Vier sorglose Tage früher gammelte ich in meiner winzigen Mansarde in South London herum. Zur Abwechslung machte ich mal eine gute Phase durch. Fast eine Woche lang hatte ich mehr geschlafen und weniger getrunken. Vielleicht hing beides miteinander zusammen. Meine frisch geputzten Schuhe – Drill der Armee – standen an der Tür, bereit für den Spurt zur Fleet Street. Die Frühlingssonne strahlte durch das schräge Oberlicht herein. Ich hockte am Tisch und trank meinen zweiten Becher Tee, während ich in der Times vom Vortag las. Daneben lag die Zeitung, für die ich arbeite, der London Bugle.
Man muss seinen Gegner kennen, pflegte mein alter Einpeitscher bei der Armee zu sagen. Hinzu kommt mein Faible für die Anzeigen auf der Titelseite der Times. Auf ihre Weise vermitteln sie ein genauso deutliches Bild von Britannien wie die Nachrichten und Berichte im Innenteil. Sie erzählen Geschichten eines Landes in Geldnöten, in dem Gentlemen ihre feinen Lederhandschuhe zum Verkauf anbieten und ehemalige Offiziere der Royal Air Force oder Träger des Distinguished Flying Cross sich als hoch qualifizierte Privatsekretäre anpreisen.

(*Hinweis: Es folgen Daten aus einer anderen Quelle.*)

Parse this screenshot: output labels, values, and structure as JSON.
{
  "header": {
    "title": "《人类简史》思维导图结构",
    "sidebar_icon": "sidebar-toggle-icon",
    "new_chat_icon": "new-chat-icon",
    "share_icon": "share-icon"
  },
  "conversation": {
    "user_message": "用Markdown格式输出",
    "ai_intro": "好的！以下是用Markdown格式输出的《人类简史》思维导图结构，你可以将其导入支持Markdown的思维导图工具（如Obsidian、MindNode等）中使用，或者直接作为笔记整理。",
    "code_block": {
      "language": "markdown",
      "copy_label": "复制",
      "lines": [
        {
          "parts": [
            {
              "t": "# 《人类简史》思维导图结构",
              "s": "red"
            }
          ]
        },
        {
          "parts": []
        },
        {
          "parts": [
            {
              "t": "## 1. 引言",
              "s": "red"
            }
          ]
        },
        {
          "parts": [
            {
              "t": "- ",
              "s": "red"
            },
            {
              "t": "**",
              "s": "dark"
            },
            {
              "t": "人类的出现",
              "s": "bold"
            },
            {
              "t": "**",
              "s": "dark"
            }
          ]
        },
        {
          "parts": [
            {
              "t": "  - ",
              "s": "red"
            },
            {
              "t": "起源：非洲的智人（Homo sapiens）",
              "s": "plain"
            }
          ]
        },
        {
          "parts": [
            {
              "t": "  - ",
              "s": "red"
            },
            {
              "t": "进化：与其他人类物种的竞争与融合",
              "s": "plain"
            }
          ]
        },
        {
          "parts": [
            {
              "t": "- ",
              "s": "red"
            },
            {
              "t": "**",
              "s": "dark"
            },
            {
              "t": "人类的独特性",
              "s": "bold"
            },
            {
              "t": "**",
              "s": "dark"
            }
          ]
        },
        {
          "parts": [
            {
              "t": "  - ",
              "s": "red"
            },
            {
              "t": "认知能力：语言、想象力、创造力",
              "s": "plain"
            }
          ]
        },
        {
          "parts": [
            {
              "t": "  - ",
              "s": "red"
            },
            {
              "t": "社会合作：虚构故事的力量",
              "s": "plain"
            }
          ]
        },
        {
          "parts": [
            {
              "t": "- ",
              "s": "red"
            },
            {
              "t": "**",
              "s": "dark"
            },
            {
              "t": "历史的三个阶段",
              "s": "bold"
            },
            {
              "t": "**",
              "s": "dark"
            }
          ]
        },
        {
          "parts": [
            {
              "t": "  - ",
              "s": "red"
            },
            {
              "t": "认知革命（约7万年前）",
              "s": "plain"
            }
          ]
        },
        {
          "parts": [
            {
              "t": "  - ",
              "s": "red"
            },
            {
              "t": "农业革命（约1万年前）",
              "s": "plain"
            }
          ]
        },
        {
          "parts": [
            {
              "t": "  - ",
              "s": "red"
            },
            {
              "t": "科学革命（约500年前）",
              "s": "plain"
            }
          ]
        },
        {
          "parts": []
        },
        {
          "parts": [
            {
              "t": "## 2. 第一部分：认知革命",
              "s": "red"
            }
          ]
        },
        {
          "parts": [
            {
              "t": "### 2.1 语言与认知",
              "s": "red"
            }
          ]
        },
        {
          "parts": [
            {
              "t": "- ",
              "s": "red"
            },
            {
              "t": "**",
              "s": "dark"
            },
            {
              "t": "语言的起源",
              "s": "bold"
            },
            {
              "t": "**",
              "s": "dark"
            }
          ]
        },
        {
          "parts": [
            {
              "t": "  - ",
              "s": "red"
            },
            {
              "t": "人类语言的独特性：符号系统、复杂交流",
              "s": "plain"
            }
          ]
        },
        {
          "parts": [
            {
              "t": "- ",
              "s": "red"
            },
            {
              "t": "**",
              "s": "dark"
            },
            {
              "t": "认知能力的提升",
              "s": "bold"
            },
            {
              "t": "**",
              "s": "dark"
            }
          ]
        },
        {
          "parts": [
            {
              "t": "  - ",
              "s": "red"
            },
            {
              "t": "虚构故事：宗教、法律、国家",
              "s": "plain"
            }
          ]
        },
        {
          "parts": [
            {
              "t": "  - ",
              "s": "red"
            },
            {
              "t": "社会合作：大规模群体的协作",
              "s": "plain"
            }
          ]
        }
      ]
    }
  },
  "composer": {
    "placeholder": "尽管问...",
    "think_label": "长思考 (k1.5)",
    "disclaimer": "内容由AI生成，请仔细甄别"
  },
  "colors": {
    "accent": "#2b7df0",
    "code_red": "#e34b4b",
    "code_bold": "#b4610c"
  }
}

Es ist eine Nation, in der gut ausgebildete Mechaniker Arbeit als Chauffeure suchen und Kriegshelden nach Gartenarbeiten oder handwerklichen Jobs Ausschau halten. Die Früchte des Sieges besaßen für einige Menschen einen bitteren Nachgeschmack.
Ich schlürfte meinen Tee und war dankbar für den Job, den ich gefunden hatte. Seit dem letzten Monat beschäftigte mich der Bugle als freien Mitarbeiter und gab mir regelmäßig Aufträge für Artikel. Darüber hinaus bestand Aussicht auf eine Festanstellung. Ich verdiente genug, um mir Essen, Zigaretten und Scotch leisten zu können – wenn auch nicht unbedingt in dieser Reihenfolge. Zumindest hielt es mich davon ab, einfach nur den kläglichen Rest meines Abschiedssolds zu versaufen.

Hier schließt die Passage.